4 June 1962. Navy chaplain Luis Padillo was giving last rites to dying soldiers as sniper fire surrounded him. A wounded soldier pulled himself up by clinging to the priest’s cassock, as bullets chewed up the concrete around them. Hector Rondón Lovera, who had to lie flat to avoid getting shot, later said that he was unsure how he managed to take this picture. [See all pictures he took that day]. Norman Rockwell eerily used this photograph as a template for his Southern Justice painting, “Murder in Mississippi.”
I myself am struck by the sense of absolute calm in that image of Fr. Padillo. There is something startlingly grounded there. Unflappable. Daring, even.
Father Capodanno went among the wounded and dying, giving last rites and taking care of his beloved Marines. Always watching out for them, as they watched out for him.
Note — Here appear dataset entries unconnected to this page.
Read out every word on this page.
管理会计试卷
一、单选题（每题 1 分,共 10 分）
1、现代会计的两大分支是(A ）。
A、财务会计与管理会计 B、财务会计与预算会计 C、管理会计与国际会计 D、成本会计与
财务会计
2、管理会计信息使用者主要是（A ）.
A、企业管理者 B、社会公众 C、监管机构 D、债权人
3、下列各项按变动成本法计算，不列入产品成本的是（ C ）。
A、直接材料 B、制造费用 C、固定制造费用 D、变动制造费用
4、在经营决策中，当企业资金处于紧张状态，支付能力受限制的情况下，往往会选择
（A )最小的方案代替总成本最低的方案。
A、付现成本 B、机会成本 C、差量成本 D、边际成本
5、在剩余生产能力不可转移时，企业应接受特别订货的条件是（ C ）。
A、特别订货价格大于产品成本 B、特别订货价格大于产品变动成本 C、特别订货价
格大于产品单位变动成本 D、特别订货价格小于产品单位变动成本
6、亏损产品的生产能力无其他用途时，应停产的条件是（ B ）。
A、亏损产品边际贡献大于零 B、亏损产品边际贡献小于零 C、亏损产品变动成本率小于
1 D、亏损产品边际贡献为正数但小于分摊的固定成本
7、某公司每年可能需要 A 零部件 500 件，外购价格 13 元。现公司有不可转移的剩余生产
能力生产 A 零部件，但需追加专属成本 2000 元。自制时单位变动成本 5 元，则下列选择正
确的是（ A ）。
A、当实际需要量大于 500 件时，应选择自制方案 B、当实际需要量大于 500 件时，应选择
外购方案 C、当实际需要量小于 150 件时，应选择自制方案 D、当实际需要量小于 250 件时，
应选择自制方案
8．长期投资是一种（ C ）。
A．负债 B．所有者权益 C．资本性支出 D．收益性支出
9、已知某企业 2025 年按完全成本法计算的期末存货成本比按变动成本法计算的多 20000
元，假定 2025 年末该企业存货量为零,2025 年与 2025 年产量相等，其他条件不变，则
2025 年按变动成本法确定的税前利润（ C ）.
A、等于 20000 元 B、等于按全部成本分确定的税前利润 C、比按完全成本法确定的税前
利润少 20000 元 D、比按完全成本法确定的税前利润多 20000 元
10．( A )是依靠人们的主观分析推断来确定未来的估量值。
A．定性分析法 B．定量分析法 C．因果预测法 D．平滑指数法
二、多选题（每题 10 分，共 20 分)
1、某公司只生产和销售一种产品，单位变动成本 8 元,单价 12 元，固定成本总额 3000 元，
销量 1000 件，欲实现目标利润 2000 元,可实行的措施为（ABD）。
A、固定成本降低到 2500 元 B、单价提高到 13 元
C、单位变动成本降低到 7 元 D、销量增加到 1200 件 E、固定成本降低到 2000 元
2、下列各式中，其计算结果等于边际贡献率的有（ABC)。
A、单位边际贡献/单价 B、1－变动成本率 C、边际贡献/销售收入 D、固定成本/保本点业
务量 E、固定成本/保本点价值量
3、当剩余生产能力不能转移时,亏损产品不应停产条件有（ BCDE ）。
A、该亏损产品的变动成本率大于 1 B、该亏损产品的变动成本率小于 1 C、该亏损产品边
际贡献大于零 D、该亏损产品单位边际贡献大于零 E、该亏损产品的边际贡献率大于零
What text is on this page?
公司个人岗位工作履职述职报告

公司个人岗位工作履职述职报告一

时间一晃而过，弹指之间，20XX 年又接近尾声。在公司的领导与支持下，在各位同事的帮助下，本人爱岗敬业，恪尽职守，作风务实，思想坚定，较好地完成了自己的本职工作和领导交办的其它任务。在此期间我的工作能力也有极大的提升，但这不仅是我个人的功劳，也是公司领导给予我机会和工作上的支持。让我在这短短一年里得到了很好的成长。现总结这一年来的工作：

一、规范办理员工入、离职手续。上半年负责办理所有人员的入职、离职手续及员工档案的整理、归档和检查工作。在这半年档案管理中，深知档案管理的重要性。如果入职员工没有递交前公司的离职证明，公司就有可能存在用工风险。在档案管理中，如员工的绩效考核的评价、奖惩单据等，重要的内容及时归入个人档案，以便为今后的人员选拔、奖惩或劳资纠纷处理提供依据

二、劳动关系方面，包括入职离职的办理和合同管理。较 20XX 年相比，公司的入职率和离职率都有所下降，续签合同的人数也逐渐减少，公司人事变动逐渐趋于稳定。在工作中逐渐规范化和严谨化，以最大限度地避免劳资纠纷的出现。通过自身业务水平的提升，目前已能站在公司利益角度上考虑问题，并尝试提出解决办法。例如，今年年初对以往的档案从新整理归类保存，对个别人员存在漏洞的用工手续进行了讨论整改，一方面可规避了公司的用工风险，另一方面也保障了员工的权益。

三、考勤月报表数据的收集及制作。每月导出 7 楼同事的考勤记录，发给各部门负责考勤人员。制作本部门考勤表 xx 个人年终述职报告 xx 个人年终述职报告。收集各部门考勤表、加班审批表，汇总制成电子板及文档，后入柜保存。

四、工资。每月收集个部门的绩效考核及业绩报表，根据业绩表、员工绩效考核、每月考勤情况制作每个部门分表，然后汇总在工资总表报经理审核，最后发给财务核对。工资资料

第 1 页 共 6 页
Wounded in the face and suffering a severe shrapnel wound that nearly severed his hand, during the epic battle of Dong Son in September 1967, Father Vince moved to help a wounded Marine only yards from an enemy machine gun. Father Capodanno died from a machine gun blast [while] taking care of this young Marine. When his body was recovered, he had 27 bullet wounds.
A priest with.
Fr. Capodanno’s story puts me in mind of another possible saint, Kansas-born Chaplain Father Emil Kapaun:
Feverishly working beyond the American lines in “no-man’s land,” he actually stopped an execution and negotiated with the enemy for the safety of wounded Americans. No one knows how many young soldiers he carried to safety on his back. Going back again and again he was finally taken prisoner as he tried to rescue another wounded soldier.
There is a great story about Kapaun, that while he was assisting a wounded man an enemy soldier approached and raised his rifle. Kapaun, apparently in no mood for it, hauled off and decked the soldier, before being taken prisoner.
Kapaun puts me in mind of:
Army Chaplain Fr. Tim Vakoc, who died of injuries sustained in Iraq.
Vakoc was injured on May 29, 2004 – the twelfth anniversary of his ordination to the priesthood – while returning from saying Mass for soldiers in the field in Iraq when his Humvee struck a roadside bomb (IED). He sustained a severe brain injury … On June 1, 2005, a flag – signed by Vakoc and his unit – was given to him. His first message to the visitors who presented the flag was “TIM 4F” (the military code for unfit for duty) and then “OK.”
And Fr. Vakoc’s story called to memory the incredible Fr. Aloysius Schmitt, Navy Chaplain, who had finished celebrating Mass on the USS Oklahoma just moments before the attack on Pearl Harbor, and died while helping other sailors get to safety.